Lawyers representing Meta and its CEO Mark Zuckerberg filed a motion in a Delaware court on Wednesday, requesting for the dismissal of a lawsuit brought by shareholders. The lawsuit makes unique allegations about the responsibilities of corporate leaders and argues that Meta’s directors should not only prioritize the interests of the company.

According to James McRitchie, the operator of a website dedicated to corporate governance and shareholder activism, the directors of Meta have failed in their obligations to the company by prioritizing profits over larger societal and economic concerns. This includes neglecting the investments of Meta shareholders in other companies.

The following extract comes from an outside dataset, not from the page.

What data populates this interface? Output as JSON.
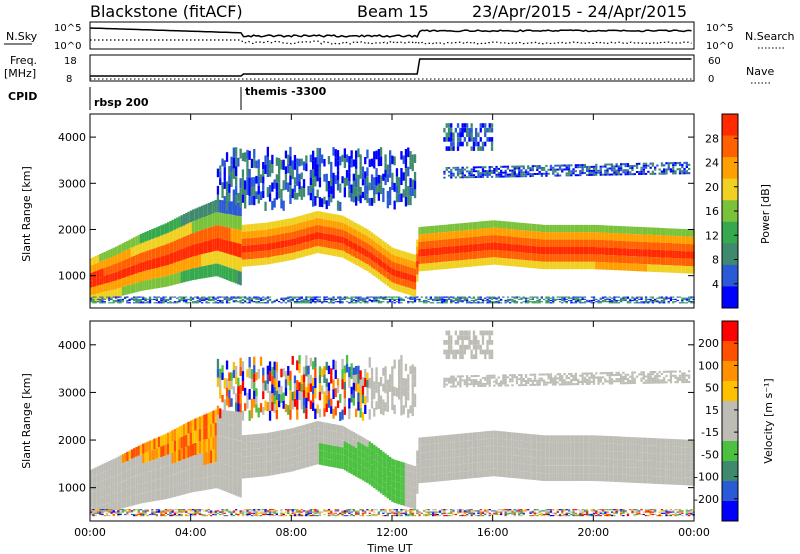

Although Delaware law mandates that corporate directors must fulfill their fiduciary duty by prioritizing the interests of their stockholders and maximizing the value of their shares, lawyers representing McRitchie assert that Delaware courts should acknowledge a “portfolio theory” of corporate governance that considers external influences.

The argument is that Meta, the parent company of Facebook, Instagram, Messenger, and WhatsApp, has prioritized making profits over acknowledging the negative impact its products have on society and the global economy. This could potentially harm the investment portfolios of Meta’s shareholders who have also invested in other companies, according to critics.

Attorney Kurt Heyman emphasized the importance of considering the overall portfolio when making decisions, as he engaged in a lengthy discussion with Vice Chancellor J. Travis Laster and responded to numerous inquiries.

The lawsuit alleges that Meta’s social media platforms contribute to a variety of negative impacts, such as mental health issues among young users of Instagram, online human trafficking, “vaccine hesitancy,” encouragement of violence and harassment, deceptive or inaccurate political advertisements, and spreading of false information during elections.

McRitchie’s complaint argues that if a company’s decisions prioritize long-term cash flow but put the rule of law or public health at risk, the diverse stockholders’ portfolios will suffer financially as a result.

Meta’s attorneys argue that McRitchie’s allegations go against established Delaware corporate law and should be rejected completely. In their request for dismissal, they point out that, according to Delaware law, corporate directors are not required to prioritize or safeguard a shareholder’s investments in other companies. Although directors are allowed to take into account the interests of other stakeholders under Delaware’s “business judgment” rule, they are not obligated to do so.

Kramer, the attorney for Meta, informed Laster that the plaintiff’s assertions contradict fundamental principles of Delaware law.

The defense lawyers stated in a legal document that McRitchie is using his lawsuit against Meta as an opportunity to present his ideas on how he believes companies should function.

Kramer told Laster, “Our purpose is not to create laws. We are present solely for the purpose of a motion to dismiss.”

Laster did not make an immediate ruling, but he did acknowledge that regardless of his decision, the case will most likely be brought before the Supreme Court of Delaware.